It seems retiring at 55 and making the most of some time off could be bad for the economy. New research from PwC found that Britain could be missing out on billions of pounds due to low levels of employment for older people.
The report was based on PwC's 'Golden Age Index', which ranks OECD countries on how friendly they are to older workers based on employment levels, salaries and training. It claimed that if Britain could match Sweden, the highest-ranked EU country, then its economy could be better off to the tune of £100bn per year.
'This group of workers is too often over-looked by businesses and Government, but our research shows there could be big gains for the UK economy from policies directed at keeping people skilled and motivated to stay in the workforce for longer,' said John Andrews, head of PwC's global people and organisation practice.
He added that the Govenment could encourage businesses to employ more older workers by introducing tax breaks, increasing spending on retraining and enforcing age discrimination laws more strictly.

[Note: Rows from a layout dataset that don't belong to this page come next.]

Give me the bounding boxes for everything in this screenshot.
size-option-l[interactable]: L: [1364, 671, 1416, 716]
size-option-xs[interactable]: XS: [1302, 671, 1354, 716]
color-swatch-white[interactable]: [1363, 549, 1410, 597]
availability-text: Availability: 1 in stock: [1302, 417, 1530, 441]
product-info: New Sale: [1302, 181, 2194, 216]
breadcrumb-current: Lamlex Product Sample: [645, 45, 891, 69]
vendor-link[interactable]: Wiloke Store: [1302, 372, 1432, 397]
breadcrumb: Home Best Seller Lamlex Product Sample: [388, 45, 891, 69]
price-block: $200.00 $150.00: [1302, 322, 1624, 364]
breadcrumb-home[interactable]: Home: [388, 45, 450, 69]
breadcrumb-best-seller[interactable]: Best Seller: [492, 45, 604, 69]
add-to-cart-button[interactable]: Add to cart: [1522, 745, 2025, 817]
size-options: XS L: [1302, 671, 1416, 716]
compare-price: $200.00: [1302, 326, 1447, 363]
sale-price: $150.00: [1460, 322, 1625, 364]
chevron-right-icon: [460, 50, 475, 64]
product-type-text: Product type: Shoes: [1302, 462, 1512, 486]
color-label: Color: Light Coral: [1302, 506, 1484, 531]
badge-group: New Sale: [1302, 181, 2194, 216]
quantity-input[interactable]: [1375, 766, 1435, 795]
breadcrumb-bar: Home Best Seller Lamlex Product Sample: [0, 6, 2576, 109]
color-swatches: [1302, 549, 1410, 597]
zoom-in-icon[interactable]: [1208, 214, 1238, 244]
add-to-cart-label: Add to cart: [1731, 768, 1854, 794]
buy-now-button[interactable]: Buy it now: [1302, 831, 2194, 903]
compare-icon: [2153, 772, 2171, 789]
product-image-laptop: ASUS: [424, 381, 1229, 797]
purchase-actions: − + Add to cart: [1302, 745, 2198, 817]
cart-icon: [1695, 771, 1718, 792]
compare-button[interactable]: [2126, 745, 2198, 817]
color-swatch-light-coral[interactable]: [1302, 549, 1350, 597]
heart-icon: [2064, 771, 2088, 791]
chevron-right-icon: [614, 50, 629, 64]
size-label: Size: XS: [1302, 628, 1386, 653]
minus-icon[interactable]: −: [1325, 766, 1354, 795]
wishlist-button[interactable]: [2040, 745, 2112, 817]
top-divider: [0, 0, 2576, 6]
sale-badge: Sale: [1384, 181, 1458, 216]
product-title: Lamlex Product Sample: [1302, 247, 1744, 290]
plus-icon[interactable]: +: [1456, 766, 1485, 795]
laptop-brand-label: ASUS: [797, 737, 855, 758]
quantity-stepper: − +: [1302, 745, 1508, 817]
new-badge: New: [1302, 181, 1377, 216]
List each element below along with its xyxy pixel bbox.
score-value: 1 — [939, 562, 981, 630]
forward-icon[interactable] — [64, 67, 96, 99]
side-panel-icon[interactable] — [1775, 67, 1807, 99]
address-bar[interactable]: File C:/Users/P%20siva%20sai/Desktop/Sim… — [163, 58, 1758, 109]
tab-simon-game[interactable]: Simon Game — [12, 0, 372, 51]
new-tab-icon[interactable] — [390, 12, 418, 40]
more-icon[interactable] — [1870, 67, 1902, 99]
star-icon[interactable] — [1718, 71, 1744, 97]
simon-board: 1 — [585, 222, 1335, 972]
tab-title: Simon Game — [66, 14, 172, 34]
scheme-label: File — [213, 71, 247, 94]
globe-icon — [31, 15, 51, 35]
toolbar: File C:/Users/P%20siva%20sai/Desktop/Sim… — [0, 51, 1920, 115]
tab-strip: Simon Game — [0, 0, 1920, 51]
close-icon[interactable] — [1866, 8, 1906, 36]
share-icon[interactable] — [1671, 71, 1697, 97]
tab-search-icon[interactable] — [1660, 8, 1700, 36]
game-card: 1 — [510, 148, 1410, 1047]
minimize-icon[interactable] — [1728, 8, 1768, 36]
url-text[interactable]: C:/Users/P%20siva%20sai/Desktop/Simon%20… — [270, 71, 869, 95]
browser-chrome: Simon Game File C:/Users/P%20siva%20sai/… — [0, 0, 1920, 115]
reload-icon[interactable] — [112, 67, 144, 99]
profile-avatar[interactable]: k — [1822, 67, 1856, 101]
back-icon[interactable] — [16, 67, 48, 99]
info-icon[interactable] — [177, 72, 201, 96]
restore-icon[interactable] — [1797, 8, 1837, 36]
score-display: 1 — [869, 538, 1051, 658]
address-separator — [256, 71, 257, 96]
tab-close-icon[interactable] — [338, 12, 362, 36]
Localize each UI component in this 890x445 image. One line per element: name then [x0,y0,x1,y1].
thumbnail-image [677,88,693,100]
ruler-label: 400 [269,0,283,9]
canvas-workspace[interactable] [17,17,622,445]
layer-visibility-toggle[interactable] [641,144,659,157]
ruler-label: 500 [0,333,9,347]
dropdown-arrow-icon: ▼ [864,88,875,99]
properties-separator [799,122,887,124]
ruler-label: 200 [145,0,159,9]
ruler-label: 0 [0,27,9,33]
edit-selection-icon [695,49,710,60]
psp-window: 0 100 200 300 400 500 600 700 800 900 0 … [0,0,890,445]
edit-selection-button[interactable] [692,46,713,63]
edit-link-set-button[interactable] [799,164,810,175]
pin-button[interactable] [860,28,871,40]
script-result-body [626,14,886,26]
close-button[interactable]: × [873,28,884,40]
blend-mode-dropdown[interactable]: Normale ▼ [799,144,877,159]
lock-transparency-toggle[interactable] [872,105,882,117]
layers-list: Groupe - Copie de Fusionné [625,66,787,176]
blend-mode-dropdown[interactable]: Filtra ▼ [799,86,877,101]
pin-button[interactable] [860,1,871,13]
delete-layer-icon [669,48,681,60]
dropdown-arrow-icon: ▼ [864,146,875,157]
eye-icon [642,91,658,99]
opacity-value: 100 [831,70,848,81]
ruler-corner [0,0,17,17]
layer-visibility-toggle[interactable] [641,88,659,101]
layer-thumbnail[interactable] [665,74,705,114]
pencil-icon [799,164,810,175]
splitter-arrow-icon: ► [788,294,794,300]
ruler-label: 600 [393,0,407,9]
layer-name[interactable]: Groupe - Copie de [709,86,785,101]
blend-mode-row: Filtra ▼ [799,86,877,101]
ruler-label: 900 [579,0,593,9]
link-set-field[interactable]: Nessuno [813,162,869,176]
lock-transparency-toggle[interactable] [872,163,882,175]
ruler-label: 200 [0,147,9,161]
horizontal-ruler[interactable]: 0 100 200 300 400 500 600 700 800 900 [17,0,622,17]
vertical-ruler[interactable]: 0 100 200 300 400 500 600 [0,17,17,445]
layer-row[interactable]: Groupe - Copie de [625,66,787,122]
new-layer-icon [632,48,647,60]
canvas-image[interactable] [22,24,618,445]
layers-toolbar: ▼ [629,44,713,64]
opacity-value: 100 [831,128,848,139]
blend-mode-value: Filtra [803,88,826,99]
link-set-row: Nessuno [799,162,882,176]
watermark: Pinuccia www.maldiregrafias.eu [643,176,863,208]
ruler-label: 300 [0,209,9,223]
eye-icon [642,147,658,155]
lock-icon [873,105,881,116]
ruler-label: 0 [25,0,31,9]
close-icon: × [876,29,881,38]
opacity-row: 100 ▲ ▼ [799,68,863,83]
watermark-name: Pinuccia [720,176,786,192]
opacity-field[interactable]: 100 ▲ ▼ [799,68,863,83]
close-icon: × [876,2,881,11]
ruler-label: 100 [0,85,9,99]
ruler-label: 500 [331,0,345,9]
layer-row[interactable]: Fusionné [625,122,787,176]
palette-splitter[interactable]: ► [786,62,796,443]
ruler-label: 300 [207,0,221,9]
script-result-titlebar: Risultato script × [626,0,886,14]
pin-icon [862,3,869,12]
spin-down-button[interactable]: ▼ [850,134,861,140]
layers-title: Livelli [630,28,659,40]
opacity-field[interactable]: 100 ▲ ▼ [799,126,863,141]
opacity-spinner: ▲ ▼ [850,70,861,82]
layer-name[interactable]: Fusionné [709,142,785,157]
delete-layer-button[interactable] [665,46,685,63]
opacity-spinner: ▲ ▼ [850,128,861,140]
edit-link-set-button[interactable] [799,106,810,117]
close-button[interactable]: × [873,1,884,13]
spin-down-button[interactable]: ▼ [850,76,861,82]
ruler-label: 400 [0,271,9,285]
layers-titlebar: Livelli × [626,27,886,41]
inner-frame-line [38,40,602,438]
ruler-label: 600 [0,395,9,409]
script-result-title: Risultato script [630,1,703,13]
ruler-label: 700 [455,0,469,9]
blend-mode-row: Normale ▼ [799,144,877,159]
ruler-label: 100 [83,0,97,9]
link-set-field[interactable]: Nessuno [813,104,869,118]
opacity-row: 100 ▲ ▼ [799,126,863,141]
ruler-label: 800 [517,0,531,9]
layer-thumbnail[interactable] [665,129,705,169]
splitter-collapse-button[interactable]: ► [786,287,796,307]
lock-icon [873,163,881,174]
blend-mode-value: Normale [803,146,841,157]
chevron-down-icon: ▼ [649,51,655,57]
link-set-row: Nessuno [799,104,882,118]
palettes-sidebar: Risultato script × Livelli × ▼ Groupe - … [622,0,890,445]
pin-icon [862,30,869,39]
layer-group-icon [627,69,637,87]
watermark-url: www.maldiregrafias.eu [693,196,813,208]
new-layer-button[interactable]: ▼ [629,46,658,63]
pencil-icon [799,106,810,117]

Read more: How to manage older workers
'More flexibility, job redesign, career breaks and role shifts could help engage this generation and keep them in the workforce for longer,' he said. 'Training, promotions and performance management should not tail away at 50.'
Britain's slipped down the rankings from 13th in 2003 to 19th today, although the report said it had improved in abolute terms. Top of the charts is Iceland, followed by New Zealand, Sweden and Israel.
Given the high rate of UK youth unemployment (15.7% as of April), some might think it's more important to focus on the employment prospects of younger people rather than giving more jobs to the over 55s. But ultimately the more people who are in work, the more economic activity is being generated, and so everybody would benefit in the long-term.